Combining data from all age groups, the University of Maryland's rate of 30.6 births for every 100 in-vitro fertilization (IVF) transfers surpassed the rates of nine other programs in the region that are part of the national listing. Among women patients age 35-37, the birth rate at the University of Maryland was 53.3 percent.
"We already knew that we had the highest quality expertise and technology. These statistics confirm that we are doing an excellent job in giving our patients the best possible chance for having a baby," says Howard McClamrock, M.D., program director of the University of Maryland Center for Reproductive Technology and associate professor of Obstetrics, Gynecology and Reproductive Sciences at the University of Maryland School of Medicine.

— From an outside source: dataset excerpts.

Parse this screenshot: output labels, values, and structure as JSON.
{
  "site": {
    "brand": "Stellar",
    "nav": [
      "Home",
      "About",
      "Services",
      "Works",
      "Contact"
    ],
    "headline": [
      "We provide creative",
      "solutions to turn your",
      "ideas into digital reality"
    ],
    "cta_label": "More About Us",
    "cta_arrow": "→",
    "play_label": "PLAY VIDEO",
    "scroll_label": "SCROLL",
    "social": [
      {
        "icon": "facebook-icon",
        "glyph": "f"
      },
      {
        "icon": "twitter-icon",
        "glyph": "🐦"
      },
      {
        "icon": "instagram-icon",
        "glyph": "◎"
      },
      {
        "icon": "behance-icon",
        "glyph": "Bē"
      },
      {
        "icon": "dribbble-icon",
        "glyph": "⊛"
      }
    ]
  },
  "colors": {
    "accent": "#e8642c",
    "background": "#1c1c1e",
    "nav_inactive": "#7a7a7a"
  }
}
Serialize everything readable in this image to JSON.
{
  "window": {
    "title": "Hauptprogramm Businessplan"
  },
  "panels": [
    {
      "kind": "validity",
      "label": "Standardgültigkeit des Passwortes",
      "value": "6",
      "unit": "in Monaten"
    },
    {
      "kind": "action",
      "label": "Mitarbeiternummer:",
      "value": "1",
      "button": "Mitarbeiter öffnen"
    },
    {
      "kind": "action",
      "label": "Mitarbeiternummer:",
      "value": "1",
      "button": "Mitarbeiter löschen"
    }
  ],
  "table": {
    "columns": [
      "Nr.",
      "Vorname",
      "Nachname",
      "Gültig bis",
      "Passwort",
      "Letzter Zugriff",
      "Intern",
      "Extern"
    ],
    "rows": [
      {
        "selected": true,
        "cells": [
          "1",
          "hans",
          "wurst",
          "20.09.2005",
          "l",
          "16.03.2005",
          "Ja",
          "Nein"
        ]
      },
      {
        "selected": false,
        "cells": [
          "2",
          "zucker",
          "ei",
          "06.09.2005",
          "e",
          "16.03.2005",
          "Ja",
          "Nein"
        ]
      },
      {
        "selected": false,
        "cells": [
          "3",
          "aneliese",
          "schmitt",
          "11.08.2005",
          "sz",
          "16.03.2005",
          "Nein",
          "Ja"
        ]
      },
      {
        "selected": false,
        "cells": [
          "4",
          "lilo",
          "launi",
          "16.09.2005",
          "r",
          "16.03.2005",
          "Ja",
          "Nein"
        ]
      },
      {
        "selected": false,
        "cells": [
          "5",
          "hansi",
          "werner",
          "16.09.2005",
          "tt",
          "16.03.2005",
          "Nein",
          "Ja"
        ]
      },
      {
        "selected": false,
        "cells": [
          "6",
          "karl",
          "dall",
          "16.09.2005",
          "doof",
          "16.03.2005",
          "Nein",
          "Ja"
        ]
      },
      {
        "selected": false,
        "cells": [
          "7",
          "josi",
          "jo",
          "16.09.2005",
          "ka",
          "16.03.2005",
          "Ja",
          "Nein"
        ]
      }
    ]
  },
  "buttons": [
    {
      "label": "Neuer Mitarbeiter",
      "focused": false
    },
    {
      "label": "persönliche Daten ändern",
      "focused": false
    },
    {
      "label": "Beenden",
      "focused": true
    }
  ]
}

The new statistics, which use data from 1997, show that the birth rate from the University of Maryland Center for Reproductive Technology was at least 20 percent higher than at all other Baltimore-area programs.
During the IVF process, women take medications that stimulate the production of eggs. The eggs are retrieved and then, in a laboratory, they are fertilized by sperm. The resulting embryos are implanted in the woman's uterus. The procedure is offered to women who cannot conceive because of tubal obstructions, endometriosis, problems with partner's sperm, among other causes.
At the University of Maryland, 26 women out of 85 who had embryo transfers delivered babies during 1997. "We are not one of the biggest programs in the region, but we are proud to be at the top in terms of live births per transfer," says Dr. McClamrock.
In recent years, the University of Maryland Center for Advanced Reproductive Technology has made enhancements to its laboratory. In 1996, it was one of the first programs to begin performing the embryo transfer using ultrasound guidance and a new type of soft catheter. Another technique to improve the chance of embryo implantation, called medically-assisted hatching, was used for most of the transferred embryos during 1997. For that procedure, the embryo is treated with a special solution before the transfer to make it easier for the membrane surrounding the embryo to attach to the womb.